Mistakes in the statement of cash flows is the number two reason for restatements of public company financials filed with the SEC. What’s interesting is these restatements aren’t because the transactions were recorded wrong in the income statement or on the balance sheet, but because there was a classification problem on the statement of cash flows. Have you ever heard or said, “well, that’s only a geography issue” implying that somehow classification was not really critical. Well, tell that to the 168 companies that had to file a restatement because of a problem with their statement of cash flows last year. Face it, geography is critical on the statement of cash flows because geography is what that statement is all about.

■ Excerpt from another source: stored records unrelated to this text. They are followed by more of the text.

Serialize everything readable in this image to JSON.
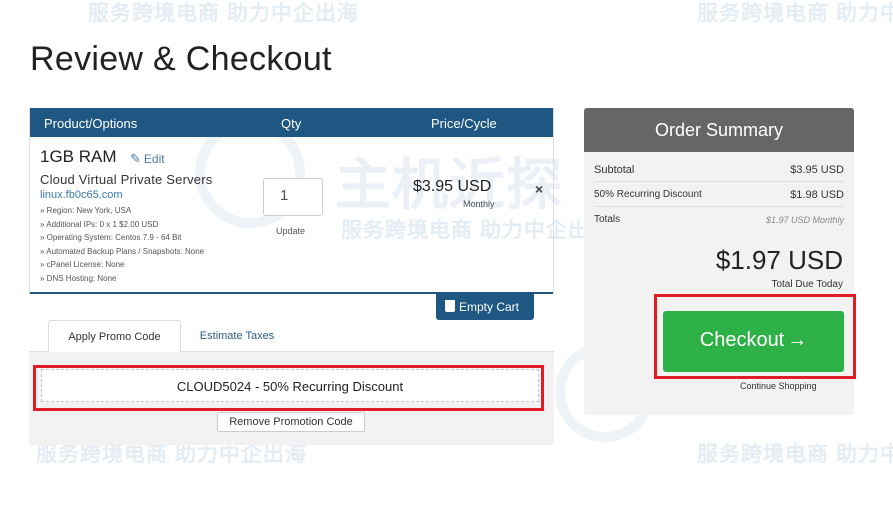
{
  "watermark": {
    "text": "服务跨境电商 助力中企出海",
    "logo_text": "主机近探"
  },
  "page": {
    "title": "Review & Checkout"
  },
  "cart": {
    "columns": {
      "product": "Product/Options",
      "qty": "Qty",
      "price": "Price/Cycle"
    },
    "item": {
      "name": "1GB RAM",
      "edit_label": "Edit",
      "group": "Cloud Virtual Private Servers",
      "domain": "linux.fb0c65.com",
      "options": [
        "» Region: New York, USA",
        "» Additional IPs: 0 x 1 $2.00 USD",
        "» Operating System: Centos 7.9 - 64 Bit",
        "» Automated Backup Plans / Snapshots: None",
        "» cPanel License: None",
        "» DNS Hosting: None"
      ],
      "qty": "1",
      "update_label": "Update",
      "price": "$3.95 USD",
      "cycle": "Monthly",
      "remove_symbol": "×"
    },
    "empty_cart_label": "Empty Cart"
  },
  "tabs": {
    "promo": "Apply Promo Code",
    "taxes": "Estimate Taxes"
  },
  "promo": {
    "applied": "CLOUD5024 - 50% Recurring Discount",
    "remove_label": "Remove Promotion Code"
  },
  "summary": {
    "title": "Order Summary",
    "subtotal_label": "Subtotal",
    "subtotal_value": "$3.95 USD",
    "discount_label": "50% Recurring Discount",
    "discount_value": "$1.98 USD",
    "totals_label": "Totals",
    "totals_value": "$1.97 USD Monthly",
    "total_due": "$1.97 USD",
    "total_due_label": "Total Due Today",
    "checkout_label": "Checkout",
    "checkout_arrow": "→",
    "continue_label": "Continue Shopping"
  },
  "colors": {
    "header_blue": "#1e5782",
    "checkout_green": "#2db045",
    "highlight_red": "#e01c24",
    "summary_header": "#666666"
  }
}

A big part of the problem with the cash flow statement is that the original data capture does not consider how the transaction needs to be reflected in the cash flow statement–we don’t differentiate between cash and non-cash transactions and we don’t focus on the accounts that might be split between operating, financing & investing. For example, if you give a long term note in payment for that big piece of equipment that is not an investing activity (the purchase of the equipment) or a financing activity (the issuance of debt), but is a non-cash activity, that needs to be disclosed in the footnote rather than the statement of cash flows itself.

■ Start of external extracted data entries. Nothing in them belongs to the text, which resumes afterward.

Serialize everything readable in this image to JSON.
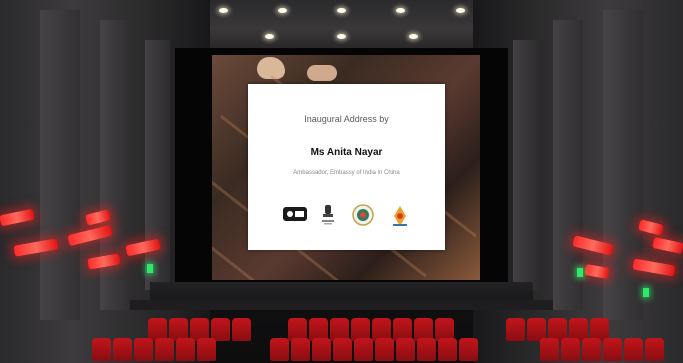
{
  "slide": {
    "heading": "Inaugural Address by",
    "speaker_name": "Ms Anita Nayar",
    "speaker_role": "Ambassador, Embassy of India in China",
    "logos": [
      "lion-emblem-logo",
      "state-emblem-logo",
      "seal-logo",
      "festival-logo"
    ]
  },
  "colors": {
    "seat_red": "#c1151a",
    "sconce_red": "#ff2a2a",
    "exit_green": "#2ee86a",
    "slide_bg": "#ffffff"
  }
}
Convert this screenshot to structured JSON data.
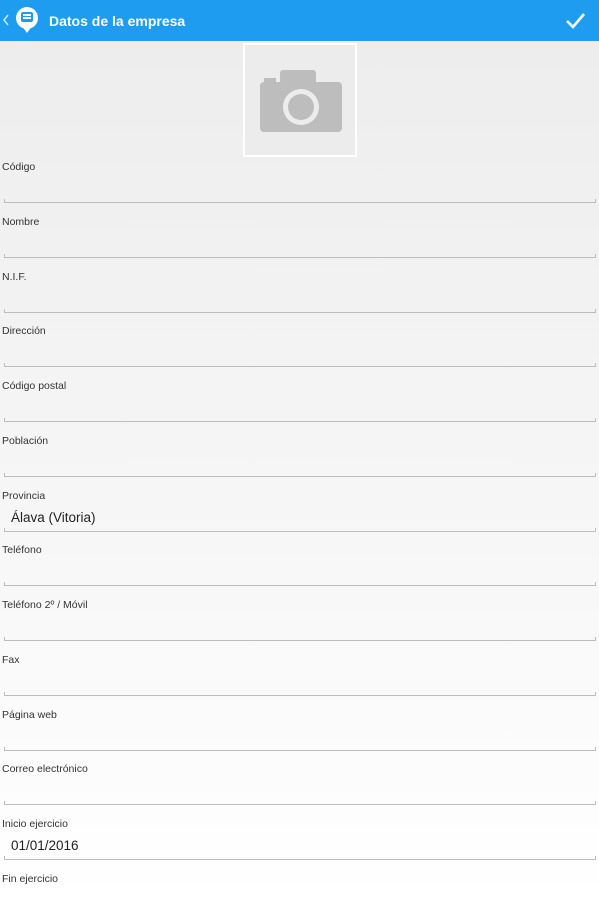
{
  "appbar": {
    "title": "Datos de la empresa",
    "back_icon": "chevron-left-icon",
    "logo_icon": "app-logo-icon",
    "confirm_icon": "checkmark-icon",
    "color": "#1e9cf0"
  },
  "photo": {
    "icon": "camera-icon"
  },
  "fields": [
    {
      "label": "Código",
      "value": ""
    },
    {
      "label": "Nombre",
      "value": ""
    },
    {
      "label": "N.I.F.",
      "value": ""
    },
    {
      "label": "Dirección",
      "value": ""
    },
    {
      "label": "Código postal",
      "value": ""
    },
    {
      "label": "Población",
      "value": ""
    },
    {
      "label": "Provincia",
      "value": "Álava (Vitoria)"
    },
    {
      "label": "Teléfono",
      "value": ""
    },
    {
      "label": "Teléfono 2º / Móvil",
      "value": ""
    },
    {
      "label": "Fax",
      "value": ""
    },
    {
      "label": "Página web",
      "value": ""
    },
    {
      "label": "Correo electrónico",
      "value": ""
    },
    {
      "label": "Inicio ejercicio",
      "value": "01/01/2016"
    },
    {
      "label": "Fin ejercicio",
      "value": ""
    }
  ]
}
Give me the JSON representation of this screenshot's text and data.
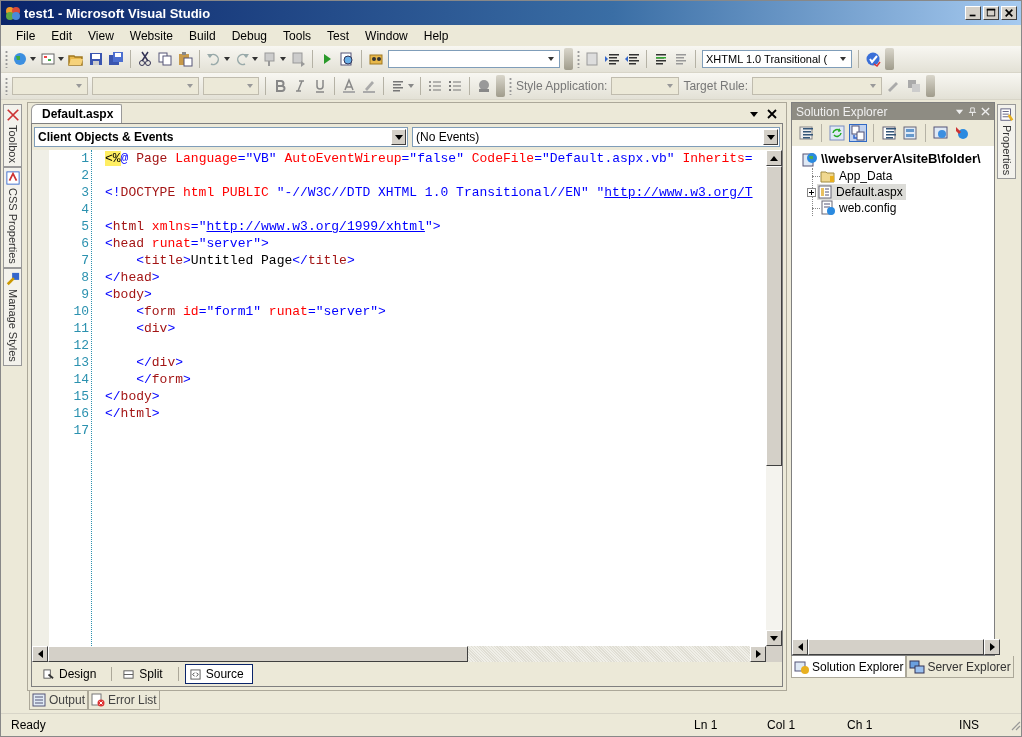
{
  "window": {
    "title": "test1 - Microsoft Visual Studio"
  },
  "menu": [
    "File",
    "Edit",
    "View",
    "Website",
    "Build",
    "Debug",
    "Tools",
    "Test",
    "Window",
    "Help"
  ],
  "toolbar_1": {
    "target_schema": "XHTML 1.0 Transitional ("
  },
  "toolbar_2": {
    "style_application_label": "Style Application:",
    "target_rule_label": "Target Rule:"
  },
  "left_side_tabs": [
    {
      "label": "Toolbox",
      "kind": "toolbox"
    },
    {
      "label": "CSS Properties",
      "kind": "css"
    },
    {
      "label": "Manage Styles",
      "kind": "styles"
    }
  ],
  "document_tabs": [
    {
      "label": "Default.aspx",
      "selected": true
    }
  ],
  "object_dropdown": {
    "value": "Client Objects & Events"
  },
  "event_dropdown": {
    "value": "(No Events)"
  },
  "code_lines": [
    {
      "number": "1",
      "tokens": [
        {
          "kind": "delim",
          "text": "<%"
        },
        {
          "kind": "punct",
          "text": "@ "
        },
        {
          "kind": "tag",
          "text": "Page"
        },
        {
          "kind": "attr",
          "text": " Language"
        },
        {
          "kind": "punct",
          "text": "="
        },
        {
          "kind": "value",
          "text": "\"VB\""
        },
        {
          "kind": "attr",
          "text": " AutoEventWireup"
        },
        {
          "kind": "punct",
          "text": "="
        },
        {
          "kind": "value",
          "text": "\"false\""
        },
        {
          "kind": "attr",
          "text": " CodeFile"
        },
        {
          "kind": "punct",
          "text": "="
        },
        {
          "kind": "value",
          "text": "\"Default.aspx.vb\""
        },
        {
          "kind": "attr",
          "text": " Inherits"
        },
        {
          "kind": "punct",
          "text": "="
        }
      ]
    },
    {
      "number": "2"
    },
    {
      "number": "3",
      "tokens": [
        {
          "kind": "punct",
          "text": "<!"
        },
        {
          "kind": "tag",
          "text": "DOCTYPE"
        },
        {
          "kind": "attr",
          "text": " html"
        },
        {
          "kind": "attr",
          "text": " PUBLIC"
        },
        {
          "kind": "value",
          "text": " \"-//W3C//DTD XHTML 1.0 Transitional//EN\" \""
        },
        {
          "kind": "link",
          "text": "http://www.w3.org/T"
        }
      ]
    },
    {
      "number": "4"
    },
    {
      "number": "5",
      "tokens": [
        {
          "kind": "punct",
          "text": "<"
        },
        {
          "kind": "tag",
          "text": "html"
        },
        {
          "kind": "attr",
          "text": " xmlns"
        },
        {
          "kind": "punct",
          "text": "="
        },
        {
          "kind": "value",
          "text": "\""
        },
        {
          "kind": "link",
          "text": "http://www.w3.org/1999/xhtml"
        },
        {
          "kind": "value",
          "text": "\""
        },
        {
          "kind": "punct",
          "text": ">"
        }
      ]
    },
    {
      "number": "6",
      "tokens": [
        {
          "kind": "punct",
          "text": "<"
        },
        {
          "kind": "tag",
          "text": "head"
        },
        {
          "kind": "attr",
          "text": " runat"
        },
        {
          "kind": "punct",
          "text": "="
        },
        {
          "kind": "value",
          "text": "\"server\""
        },
        {
          "kind": "punct",
          "text": ">"
        }
      ]
    },
    {
      "number": "7",
      "tokens": [
        {
          "kind": "punct",
          "text": "    <"
        },
        {
          "kind": "tag",
          "text": "title"
        },
        {
          "kind": "punct",
          "text": ">"
        },
        {
          "kind": "text",
          "text": "Untitled Page"
        },
        {
          "kind": "punct",
          "text": "</"
        },
        {
          "kind": "tag",
          "text": "title"
        },
        {
          "kind": "punct",
          "text": ">"
        }
      ]
    },
    {
      "number": "8",
      "tokens": [
        {
          "kind": "punct",
          "text": "</"
        },
        {
          "kind": "tag",
          "text": "head"
        },
        {
          "kind": "punct",
          "text": ">"
        }
      ]
    },
    {
      "number": "9",
      "tokens": [
        {
          "kind": "punct",
          "text": "<"
        },
        {
          "kind": "tag",
          "text": "body"
        },
        {
          "kind": "punct",
          "text": ">"
        }
      ]
    },
    {
      "number": "10",
      "tokens": [
        {
          "kind": "punct",
          "text": "    <"
        },
        {
          "kind": "tag",
          "text": "form"
        },
        {
          "kind": "attr",
          "text": " id"
        },
        {
          "kind": "punct",
          "text": "="
        },
        {
          "kind": "value",
          "text": "\"form1\""
        },
        {
          "kind": "attr",
          "text": " runat"
        },
        {
          "kind": "punct",
          "text": "="
        },
        {
          "kind": "value",
          "text": "\"server\""
        },
        {
          "kind": "punct",
          "text": ">"
        }
      ]
    },
    {
      "number": "11",
      "tokens": [
        {
          "kind": "punct",
          "text": "    <"
        },
        {
          "kind": "tag",
          "text": "div"
        },
        {
          "kind": "punct",
          "text": ">"
        }
      ]
    },
    {
      "number": "12"
    },
    {
      "number": "13",
      "tokens": [
        {
          "kind": "punct",
          "text": "    </"
        },
        {
          "kind": "tag",
          "text": "div"
        },
        {
          "kind": "punct",
          "text": ">"
        }
      ]
    },
    {
      "number": "14",
      "tokens": [
        {
          "kind": "punct",
          "text": "    </"
        },
        {
          "kind": "tag",
          "text": "form"
        },
        {
          "kind": "punct",
          "text": ">"
        }
      ]
    },
    {
      "number": "15",
      "tokens": [
        {
          "kind": "punct",
          "text": "</"
        },
        {
          "kind": "tag",
          "text": "body"
        },
        {
          "kind": "punct",
          "text": ">"
        }
      ]
    },
    {
      "number": "16",
      "tokens": [
        {
          "kind": "punct",
          "text": "</"
        },
        {
          "kind": "tag",
          "text": "html"
        },
        {
          "kind": "punct",
          "text": ">"
        }
      ]
    },
    {
      "number": "17"
    }
  ],
  "view_tabs": [
    {
      "label": "Design",
      "kind": "design",
      "selected": false
    },
    {
      "label": "Split",
      "kind": "split",
      "selected": false
    },
    {
      "label": "Source",
      "kind": "source",
      "selected": true
    }
  ],
  "bottom_tabs": [
    {
      "label": "Output",
      "kind": "output",
      "selected": false
    },
    {
      "label": "Error List",
      "kind": "errors",
      "selected": false
    }
  ],
  "solution_explorer": {
    "title": "Solution Explorer",
    "tree": [
      {
        "label": "\\\\webserverA\\siteB\\folder\\",
        "kind": "site",
        "selected": false,
        "children": [
          {
            "label": "App_Data",
            "kind": "folder",
            "selected": false
          },
          {
            "label": "Default.aspx",
            "kind": "page",
            "selected": true,
            "expanded": false
          },
          {
            "label": "web.config",
            "kind": "config",
            "selected": false
          }
        ]
      }
    ]
  },
  "explorer_tabs": [
    {
      "label": "Solution Explorer",
      "kind": "solution",
      "selected": true
    },
    {
      "label": "Server Explorer",
      "kind": "server",
      "selected": false
    }
  ],
  "right_side_tabs": [
    {
      "label": "Properties"
    }
  ],
  "status_bar": {
    "message": "Ready",
    "line": "Ln 1",
    "column": "Col 1",
    "character": "Ch 1",
    "mode": "INS"
  }
}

Also certain things need to be reported gross like issuance and payoff of debt, but the information gathered for the balance sheet accounts is often viewed on a net basis. The kicker is that when something goes wrong and you make a mistake on the cash flow statement, that means you also have an internal control deficiency as well. In fact, many companies may want to take a serious look at their controls over their statement of cash flows. Unlike the income statement and balance sheet, the statement of cash flows often has a much more significant portion of manual input, and that manual input often does not get the same level of scrutiny by management as critical judgments on other statements like bad debt rates, impairment tests and contingent liabilities.

The FASB has recently issued an Exposure Draft on how to classify eight cash flow issues. Looking at how your statement of cash flow process may be impacted by these proposed changes may be the perfect opportunity to take a deeper look at the overall process. Are there changes you can make to gather more information up front when the transactions are first added to the general ledger? Are there changes in controls that can be made to better capture non-cash transactions? These are questions we should all be asking, or restatements resulting from problems in the statement of cash flows may move to number one.